CSU-Parteitag kurz vor Bayern-Wahl: Zuversicht und Geschlossenheit demonstrieren - AfD attackieren
CSU-Spitzenkandidat Markus Söder (2.v.l.) und CSU-Chef Horst Seehofer am 15. September bei der Eröffnung des Parteitags in München. "Wir brauchen jetzt in den nächsten vier Wochen Zuversicht statt Ängstlichkeit, Geschlossenheit statt Nörgelei, Einsatz statt Gemütlichkeit", so Seehofer.
Das CSU-Programm für die Landtagswahl enthält keine neuen Forderungen, sondern ist eher eine Art Wahlaufruf. Eine zentrale Botschaft: Nur die CSU könne für Stabilität in Bayern sorgen. Auf ihrem Parteitag will die CSU vor allem eine Partei scharf angehen.

Ungeachtet ihres anhaltenden Umfragetiefs will die CSU auf ihrem Parteitag an diesem Samstag ein Zeichen der Stabilität, der Geschlossenheit und der Zuversicht aussenden.

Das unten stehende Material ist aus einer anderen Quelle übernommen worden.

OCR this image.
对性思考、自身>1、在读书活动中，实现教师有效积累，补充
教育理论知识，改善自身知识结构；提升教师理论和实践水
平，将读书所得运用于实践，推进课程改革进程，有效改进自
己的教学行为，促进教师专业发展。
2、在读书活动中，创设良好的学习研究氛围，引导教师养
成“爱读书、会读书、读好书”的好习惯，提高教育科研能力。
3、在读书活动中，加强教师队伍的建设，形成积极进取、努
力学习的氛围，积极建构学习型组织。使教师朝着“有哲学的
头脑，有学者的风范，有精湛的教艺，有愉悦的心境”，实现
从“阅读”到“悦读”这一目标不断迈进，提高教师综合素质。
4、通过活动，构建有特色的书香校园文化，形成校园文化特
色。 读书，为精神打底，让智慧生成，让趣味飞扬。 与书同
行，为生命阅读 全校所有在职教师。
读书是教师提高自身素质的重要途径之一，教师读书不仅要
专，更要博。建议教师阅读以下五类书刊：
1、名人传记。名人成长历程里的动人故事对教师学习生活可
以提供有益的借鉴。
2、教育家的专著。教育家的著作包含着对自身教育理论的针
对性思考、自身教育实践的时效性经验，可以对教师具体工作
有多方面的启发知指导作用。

Wir sind legendär geschlossen und entschlossen", sagte CSU-Generalsekretär Markus Blume vor Beginn des Delegiertentreffens in München.

Die CSU will demnach insbesondere vor instabilen politischen Verhältnissen im Freistaat warnen, sollte eine jüngste Wahlumfrage, die aktuell sieben Parteien im Landtag sieht, Realität werden. "Dann würde aus diesem Bayern ein anderes Bayern", sagte Blume.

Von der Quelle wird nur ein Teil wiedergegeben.